Ripping off their amtrack helmets (which are tethered to the tracks with communications cords), the pair jumped off their own track, without putting on their Kevlar battle headgear.

LeHew and Velasquez (who was awarded the Bronze Star with “V” device for his actions that day) dodged a curtain of hellfire through the contested intersection.

When they reached the vehicle, LeHew said, “the first thing I saw when I went up the ramp was a leg, still in a MOPP (chem gear) suit.”

LeHew handed the leg to a wide-eyed Velasquez.

“I said, ‘put this in my vehicle. We’re going to find out who it belongs to.’”

The stunned corpsman obeyed.

“Doc [Velasquez] was a good little kid,” LeHew said.

Then LeHew entered the track.

“Everybody was dead.”

But as he moved forward to destroy the radios and check to see if the .50-caliber machine gun was salvageable, “I heard a Marine gasp for air. Doc and I started digging.”

They found Cpl. Matthew Juska, a 6-foot 7-inch, 240-pound bruiser who had been pulling security up at the northern bridge.

Juska was horribly wounded. LeHew could see the young Marine’s brain, “and we thought he had a broken back. We had to get him out of there.”

The corporal was trapped beneath the amtrack’s collapsed hatches — hundreds of pounds of mangled steel.

With the help of five Marines who had come to help, “we started yanking him out. It took 30 minutes,” LeHew said.

Juska was evacuated along with several other wounded members of Charlie Company. Once the chopper left the scene, the battle raged on.

Toward noon, with the help of Alpha Company’s tanks that were finally able to make their way from the rear refueling depot and across the southern bridge, the battle finally began to turn.

LeHew’s unit went on to help Marines at the northern bridge, and by day’s end, the battalion had completed its mission.

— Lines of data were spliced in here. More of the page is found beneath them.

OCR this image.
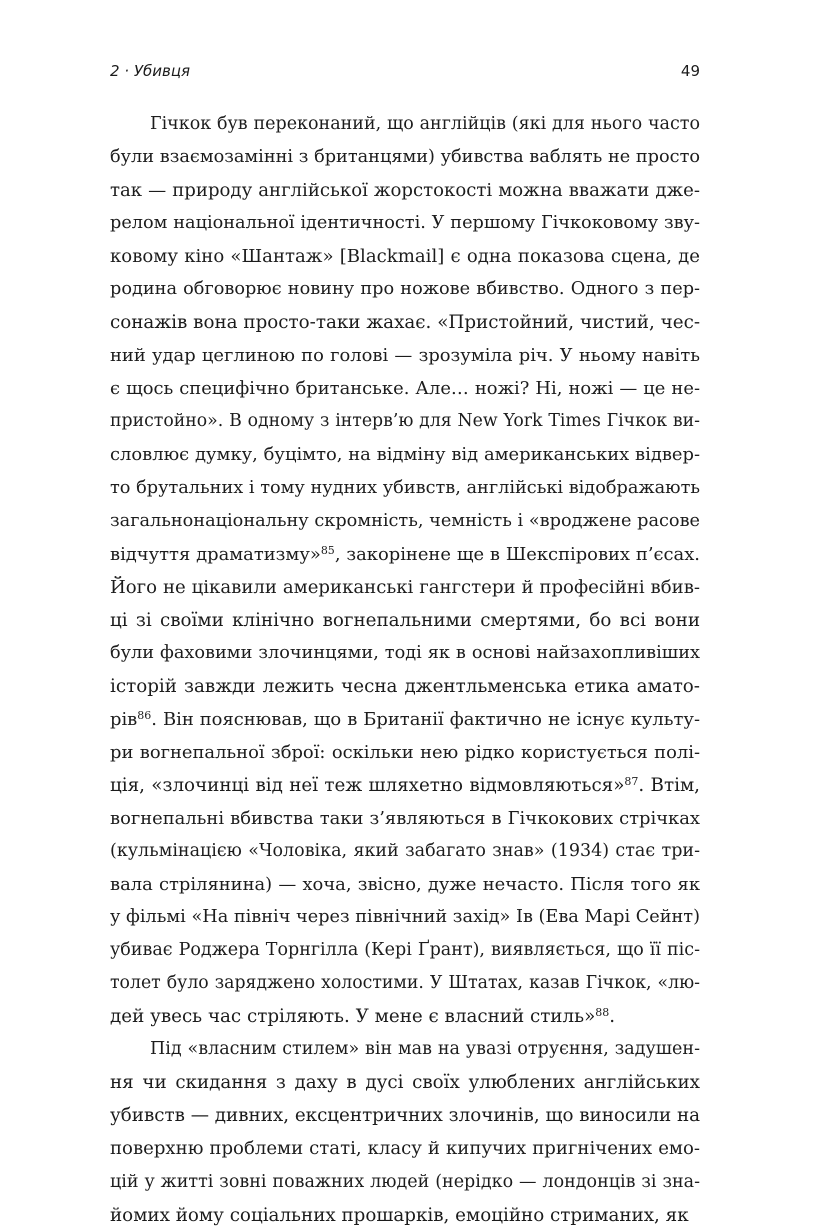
2 · Убивця	49
Гічкок був переконаний, що англійців (які для нього часто
були взаємозамінні з британцями) убивства ваблять не просто
так — природу англійської жорстокості можна вважати дже-
релом національної ідентичності. У першому Гічкоковому зву-
ковому кіно «Шантаж» [Blackmail] є одна показова сцена, де
родина обговорює новину про ножове вбивство. Одного з пер-
сонажів вона просто-таки жахає. «Пристойний, чистий, чес-
ний удар цеглиною по голові — зрозуміла річ. У ньому навіть
є щось специфічно британське. Але… ножі? Ні, ножі — це не-
пристойно». В одному з інтерв’ю для New York Times Гічкок ви-
словлює думку, буцімто, на відміну від американських відвер-
то брутальних і тому нудних убивств, англійські відображають
загальнонаціональну скромність, чемність і «вроджене расове
відчуття драматизму»$^{85}$, закорінене ще в Шекспірових п’єсах.
Його не цікавили американські гангстери й професійні вбив-
ці зі своїми клінічно вогнепальними смертями, бо всі вони
були фаховими злочинцями, тоді як в основі найзахопливіших
історій завжди лежить чесна джентльменська етика амато-
рів$^{86}$. Він пояснював, що в Британії фактично не існує культу-
ри вогнепальної зброї: оскільки нею рідко користується полі-
ція, «злочинці від неї теж шляхетно відмовляються»$^{87}$. Втім,
вогнепальні вбивства таки з’являються в Гічкокових стрічках
(кульмінацією «Чоловіка, який забагато знав» (1934) стає три-
вала стрілянина) — хоча, звісно, дуже нечасто. Після того як
у фільмі «На північ через північний захід» Ів (Ева Марі Сейнт)
убиває Роджера Торнгілла (Кері Ґрант), виявляється, що її піс-
толет було заряджено холостими. У Штатах, казав Гічкок, «лю-
дей увесь час стріляють. У мене є власний стиль»$^{88}$.
Під «власним стилем» він мав на увазі отруєння, задушен-
ня чи скидання з даху в дусі своїх улюблених англійських
убивств — дивних, ексцентричних злочинів, що виносили на
поверхню проблеми статі, класу й кипучих пригнічених емо-
цій у житті зовні поважних людей (нерідко — лондонців зі зна-
йомих йому соціальних прошарків, емоційно стриманих, як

The three bridges they captured and held made it possible for the 1st Marine Division to make its historic “race to Baghdad,” a journey of more than 1,000 kilometers that stands as the longest combat advance by U.S. Marine forces in history.

But victory at Nasiriyah demanded a steep price: 40 Marines wounded and 18 killed.

Last year at Camp Lejeune, N.C., “someone said, Gunny, go to the orderly room, we have a surprise for you,” LeHew said.

It was Cpl. Juska, out-processing from the Marine Corps with “some neurological problems, but he was walking and talking,” LeHew said.

Asked how it felt to see the man whose life he’d saved, LeHew’s voice became thick.

“It felt good,” he said, and paused.

“It felt good to see the kid was alive.”